Da qui si deve ripartire. Dall’urgenza di dotare il nostro Paese, dopo trent’anni, di una politica industriale seria, di una strategia nazionale in tema industriale, che individui le priorità e determini gli orientamenti, incidendo direttamente anche nella dinamica dell’occupazione.
Il punto di partenza è allora uno solo: tornare a collocare lo Stato al centro dell’economia e della creazione del lavoro. È lo Stato a dover svolgere il ruolo di imprenditore e di innovatore, promuovendo iniziative virtuose, programmando opere pubbliche necessarie, pianificando investimenti produttivi strategici a sostegno dell’innovazione tecnologica e della produzione di qualità. Ciò, ad esempio, anche attraverso un impegno statale per la riconversione ecologica delle aziende inquinanti e un recupero e un risanamento del patrimonio edilizio esistente, finalizzati all’ottenimento di costruzioni sicure, igieniche, a basso o nullo consumo energetico.
Inoltre, è necessario domandarsi chi debba pagare alcuni degli effetti della crisi. Una fabbrica che chiude per aprire all’estero deve restituire i finanziamenti pubblici ricevuti, che vanno concretamente impiegati per accompagnare il reinserimento al lavoro di chi, in questo modo, l’ha perso.
Mentre lavora alla piena e buona occupazione, lo Stato deve poi affrontare e risolvere il problema della indigenza e della povertà, imputabile alla precarietà del mondo del lavoro e ai bassi salari. Lo Stato deve garantire una continuità di reddito anche nei periodi di disoccupazione: va introdotto un reddito minimo garantito, inteso non come un reddito di sussistenza concesso a pioggia a prescindere dalle condizioni patrimoniali ma come un contributo mirato, legato a politiche attive di reinserimento al lavoro. Allo stesso tempo, va ripensato complessivamente un sistema di welfare efficace che consenta l’esigibilità del diritto a una vita degna a tutte e tutti, in primo luogo attraverso politiche abitative che rendano inderogabile il diritto alla casa.

Ma non deve essere l’unico impegno. Non esiste pianificazione che non affronti il tema dei salari, il cui aumento è la precondizione per una ripresa economica; quello delle pensioni e – complessivamente – il sistema di regole e tutele che dovrebbe normare i contratti di lavoro.

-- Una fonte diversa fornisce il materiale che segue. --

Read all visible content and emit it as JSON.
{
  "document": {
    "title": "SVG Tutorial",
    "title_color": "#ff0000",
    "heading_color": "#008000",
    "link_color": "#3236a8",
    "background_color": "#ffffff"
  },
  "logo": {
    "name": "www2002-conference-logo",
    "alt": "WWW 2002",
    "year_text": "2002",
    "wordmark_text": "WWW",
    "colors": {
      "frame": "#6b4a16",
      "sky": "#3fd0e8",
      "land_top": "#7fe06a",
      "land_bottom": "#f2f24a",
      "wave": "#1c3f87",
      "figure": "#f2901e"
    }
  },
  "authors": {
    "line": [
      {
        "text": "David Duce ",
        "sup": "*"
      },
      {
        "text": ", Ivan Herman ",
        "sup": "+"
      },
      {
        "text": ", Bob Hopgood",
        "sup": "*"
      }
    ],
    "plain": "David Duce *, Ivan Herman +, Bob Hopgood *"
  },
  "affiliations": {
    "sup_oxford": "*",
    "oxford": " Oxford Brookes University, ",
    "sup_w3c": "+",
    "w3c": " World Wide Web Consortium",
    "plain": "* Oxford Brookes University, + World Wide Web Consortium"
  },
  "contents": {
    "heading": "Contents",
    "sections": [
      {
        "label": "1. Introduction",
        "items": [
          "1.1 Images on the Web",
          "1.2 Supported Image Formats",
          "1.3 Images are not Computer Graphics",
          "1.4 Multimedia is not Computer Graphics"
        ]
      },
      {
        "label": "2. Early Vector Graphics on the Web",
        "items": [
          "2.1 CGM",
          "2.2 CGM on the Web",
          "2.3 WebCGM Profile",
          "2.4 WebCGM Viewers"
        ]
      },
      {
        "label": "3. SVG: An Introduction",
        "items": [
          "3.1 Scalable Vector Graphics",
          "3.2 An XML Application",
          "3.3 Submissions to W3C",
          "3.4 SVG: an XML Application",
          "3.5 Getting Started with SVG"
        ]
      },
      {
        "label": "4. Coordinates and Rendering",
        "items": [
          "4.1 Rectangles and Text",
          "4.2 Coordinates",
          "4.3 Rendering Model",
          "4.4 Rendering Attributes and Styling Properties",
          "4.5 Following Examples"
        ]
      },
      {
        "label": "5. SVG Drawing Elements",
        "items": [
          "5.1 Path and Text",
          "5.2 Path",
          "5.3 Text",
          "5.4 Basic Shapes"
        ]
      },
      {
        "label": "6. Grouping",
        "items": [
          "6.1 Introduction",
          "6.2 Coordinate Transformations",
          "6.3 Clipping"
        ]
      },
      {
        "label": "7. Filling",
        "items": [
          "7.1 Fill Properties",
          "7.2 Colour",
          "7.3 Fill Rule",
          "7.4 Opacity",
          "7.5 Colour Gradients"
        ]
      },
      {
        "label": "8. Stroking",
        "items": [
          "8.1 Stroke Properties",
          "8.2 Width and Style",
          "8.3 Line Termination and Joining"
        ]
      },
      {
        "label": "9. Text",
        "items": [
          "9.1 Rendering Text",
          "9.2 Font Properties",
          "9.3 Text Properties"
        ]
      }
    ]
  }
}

Dobbiamo imparare a interrogarci profondamente sui cambiamenti in atto nel mondo del lavoro, a partire dai nuovi ambiti di produzione (soprattutto nel terziario) dove in mancanza di riconoscimenti professionali e contrattuali generali migliaia di giovani altamente qualificati si trovano a lavorare in condizioni di ampio sfruttamento, sottopagati e senza i diritti basilari (il rispetto dell’orario di lavoro, la maternità).
Per questo motivo la cancellazione del Jobs Act e la riscrittura di un nuovo Statuto dei lavoratori, come ci suggerisce in questi mesi la Cgil con la Carta che è in discussione in migliaia di assemblee, deve divenire una delle priorità della nostra battaglia politica.
Insomma, partito e lavoro. Uno strumento e un tema da cui Sinistra italiana può e deve ripartire.